Terrorista solitário escolheu região ‘hollywoodiana’ de NY para o ataque

Marcelo Bernardes

À trabalho ou por recreação, o trecho da ciclovia à beira do Rio Hudson, que se estende dos bairros do West Village ao Distrito Financeiro de Nova York, é quase que um destino diário para minha locomoção, via uma surrada bicicleta.

Entro nesta ciclovia, pela Christopher Street, e longo ganho mais velocidade ao lado da escola de trapézio suspensa no segundo andar de um estacionamento, usada numa cena da série de TV “Sex and the City”. Foi em frente a essa famosa locação que Sayfullo Saipov, 29, natural do Uzbequistão e residente de Tampa, Flórida, entrou como um louco com uma caminhonete pick-up, alugada por US$ 19 por hora. Saipov se tornou o responsável solitário do ataque terrorista mais brutal em Nova York desde a manhã de 11 de setembro de 2001, quando aviões colidiram contra as torres gêmeas do World Trade Center.
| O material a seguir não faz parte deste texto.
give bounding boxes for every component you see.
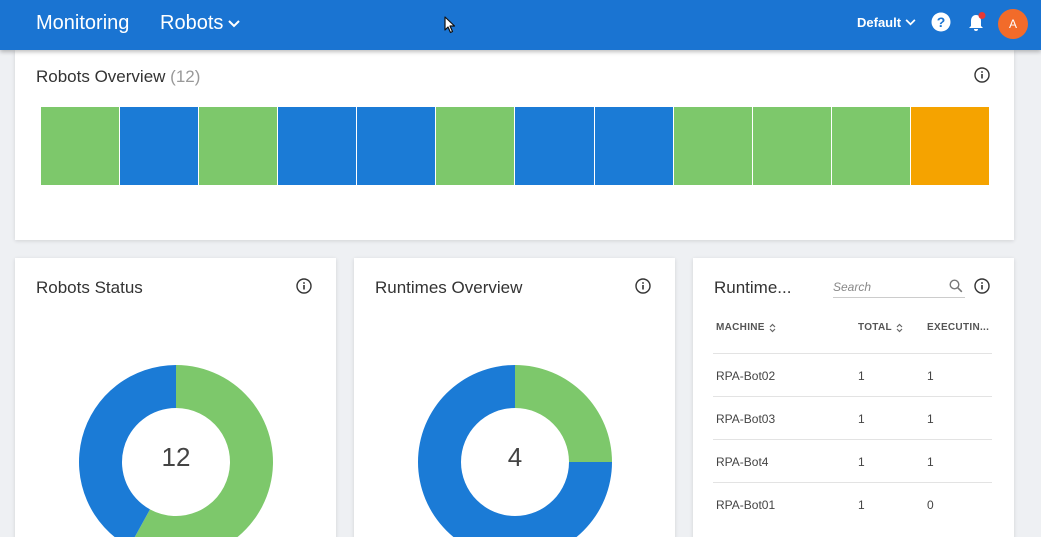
- robot-tile[interactable]: [278, 107, 357, 185]
- donut-segment[interactable]: [418, 365, 612, 537]
- robot-tile[interactable]: [673, 107, 752, 185]
- tenant-label: Default: [857, 15, 902, 30]
- help-icon[interactable]: ?: [931, 12, 951, 32]
- donut-segment[interactable]: [79, 365, 176, 537]
- robots-status-card: Robots Status 12: [15, 258, 336, 537]
- cell-total: 1: [858, 455, 865, 469]
- robot-tile[interactable]: [594, 107, 673, 185]
- sort-icon: [769, 323, 776, 332]
- donut-segment[interactable]: [515, 365, 612, 462]
- chevron-down-icon: [228, 19, 241, 27]
- robots-status-donut[interactable]: [76, 362, 276, 537]
- table-row[interactable]: RPA-Bot02 1 1: [713, 353, 992, 396]
- table-row[interactable]: RPA-Bot4 1 1: [713, 439, 992, 482]
- table-row[interactable]: RPA-Bot03 1 1: [713, 396, 992, 439]
- cell-machine: RPA-Bot01: [716, 498, 776, 512]
- mouse-cursor-icon: [444, 16, 456, 34]
- table-row[interactable]: RPA-Bot01 1 0: [713, 482, 992, 525]
- sort-icon: [896, 323, 903, 332]
- runtimes-overview-donut[interactable]: [415, 362, 615, 537]
- column-header-total-label: TOTAL: [858, 322, 892, 333]
- runtimes-overview-title: Runtimes Overview: [375, 278, 523, 297]
- runtimes-table-card: Runtime... MACHINE TOTAL EXECUTIN... RPA…: [693, 258, 1014, 537]
- search-input[interactable]: [833, 280, 943, 294]
- info-icon[interactable]: [974, 278, 990, 294]
- cell-executing: 1: [927, 455, 934, 469]
- robots-status-title: Robots Status: [36, 278, 143, 297]
- cell-executing: 1: [927, 412, 934, 426]
- robots-overview-title: Robots Overview (12): [36, 67, 200, 87]
- robot-tile[interactable]: [515, 107, 594, 185]
- avatar[interactable]: A: [998, 9, 1028, 39]
- robots-overview-title-text: Robots Overview: [36, 67, 166, 86]
- donut-segment[interactable]: [129, 365, 273, 537]
- column-header-machine[interactable]: MACHINE: [716, 322, 776, 333]
- robots-nav-dropdown[interactable]: Robots: [160, 12, 241, 35]
- robot-tile[interactable]: [752, 107, 831, 185]
- runtimes-overview-total: 4: [507, 442, 523, 472]
- column-header-machine-label: MACHINE: [716, 322, 765, 333]
- cell-total: 1: [858, 412, 865, 426]
- column-header-executing[interactable]: EXECUTIN...: [927, 322, 989, 333]
- cell-machine: RPA-Bot03: [716, 412, 776, 426]
- search-box: [833, 278, 965, 298]
- robot-tile[interactable]: [357, 107, 436, 185]
- robots-overview-count: (12): [170, 67, 201, 86]
- robot-tile[interactable]: [120, 107, 199, 185]
- robots-nav-label: Robots: [160, 12, 224, 34]
- runtimes-table-title: Runtime...: [714, 278, 792, 297]
- search-icon[interactable]: [949, 279, 963, 293]
- cell-executing: 1: [927, 369, 934, 383]
- robots-status-total: 12: [161, 442, 191, 472]
- cell-machine: RPA-Bot4: [716, 455, 769, 469]
- cell-total: 1: [858, 498, 865, 512]
- info-icon[interactable]: [296, 278, 312, 294]
- robot-tile[interactable]: [41, 107, 120, 185]
- cell-machine: RPA-Bot02: [716, 369, 776, 383]
- cell-executing: 0: [927, 498, 934, 512]
- top-bar: Monitoring Robots Default ? A: [0, 0, 1041, 50]
- robot-tiles: [41, 107, 989, 185]
- robots-overview-card: Robots Overview (12): [15, 50, 1014, 240]
- robot-tile[interactable]: [831, 107, 910, 185]
- cell-total: 1: [858, 369, 865, 383]
- tenant-selector[interactable]: Default: [857, 15, 916, 30]
- column-header-executing-label: EXECUTIN...: [927, 322, 990, 333]
- svg-text:?: ?: [937, 14, 946, 30]
- robot-tile[interactable]: [436, 107, 515, 185]
- robot-tile[interactable]: [199, 107, 278, 185]
- chevron-down-icon: [905, 19, 916, 26]
- info-icon[interactable]: [974, 67, 990, 83]
- robot-tile[interactable]: [910, 107, 989, 185]
- app-title[interactable]: Monitoring: [36, 12, 130, 34]
- bell-icon[interactable]: [966, 12, 988, 34]
- runtimes-overview-card: Runtimes Overview 4: [354, 258, 675, 537]
- info-icon[interactable]: [635, 278, 651, 294]
- column-header-total[interactable]: TOTAL: [858, 322, 903, 333]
Trata-se também do primeiro ataque na cidade feito por um veículo, a exemplo de incidentes nas cidades europeias de Londres, Nice e Berlim, algo que muitos temiam que podia acontecer mais cedo ou mais tarde por aqui.

O caminho de destruição da pick-up de Saipov não poderia ter sido mais hollywoodiano. Justin Timberlake e Jennifer Lawrence moram de frente para a ciclovia, onde algumas vítimas eram reavivadas por paramédicos. A área também abriga o prédio, em construção, onde Gisele Bündchen vai morar com o marido, o jogador de futebol americano Tom Brady. O massacre só foi ter fim, dez quarteirões depois, a poucos metros do novo World Trade Center (onde ficam as redações das revistas The New Yorker e Vogue) e de frente para uma das mais famosas escolas públicas de Nova York, a Stuyvesant, por onde passaram desde o músico Thelonius Monk, o roteirista Joseph Mankiewicz (de “A Malvada”), o assessor político David Axerold (que cuidou da campanha de Barack Obama), atores de diferentes gerações como James Cagney, Ben Gazzara, Tim Robbins e Lucy Liu até, mais recentemente, celebridades como Lourdes Maria Ciccone, a filha de Madonna.

Na agradável e ensolarada tarde de terça (31), essa privilegiada área de Manhattan, onde também acontece anualmente o Festival de Cinema de TriBeCa e onde ficava o escritório do (agora) para sempre infame produtor de cinema Harvey Weinstein, parecia uma carnificina. Pelo menos oito bicicletas totalmente entortadas, pedaços de pano branco ensanguentados, terra e pedaços de plantas arrancadas de canteiros bem cuidados eram visíveis na ciclovia de mão dupla. Acesso à esses detritos de horror, somente uma equipe forense de macacão branco, protegida pela polícia de Nova York. Entre as pessoas encaminhadas para hospitais, duas morreram na mesa de operação.

A ciclovia se tornou um corredor-armadilha sem saída. Somente quem vinha em sentido contrário ao da caminhonete, teve chance de evitar o pior. Para quem pedalava ou corria na frente da caminhonete, as chances eram mínimas. De um lado está uma rodovia como a Marginal, em São Paulo, e no outro, um canteiro de plantas protegido por um muro. Caso acontecesse duas horas mais tarde, o ataque poderia ter sido ainda pior, uma vez que a ciclovia fica repleta de ciclistas e corredores que se exercitam após o expediente de trabalho. E essa semana, em particular, é grande o número de corredores treinando para a Maratona de Nova York, que acontece domingo (5).

Bicicletas destruídas na ciclovia do bairro de TriBeCa, ao lado do rio Hudson. (Foto: Rede ABC/Reprodução)

O ataque terrorista aconteceu também poucas horas antes do início de um dos maiores eventos populares de Nova York e um dos mais famosos dos Estados Unidos: a parada de Halloween do Greenwich Village, que é televisionada ao vivo. O prefeito de Nova York, Bill de Blasio, disse que a parada prossegue normalmente. “O resultado é que os novaiorquinos devem prosseguir com seus compromissos e não serem desencorajados de sair à rua”, disse de Blasio, que compareceu à parada em companhia de seu desafeto, o governador do estado Andrew Cuomo (ambos são do Partido Democrata).

Milhares de pessoas celebram no momento a parada de Halloween. E elas têm uma sinfonia diferente: o barulho de quase uma dezena de helicópteros que sobrevoam o local do atentado e também o bairro do Village, onde fica a maior concentração dos foliões fantasiados. Próxima preocupação: a segurança para a Maratona de Nova York no domingo (5).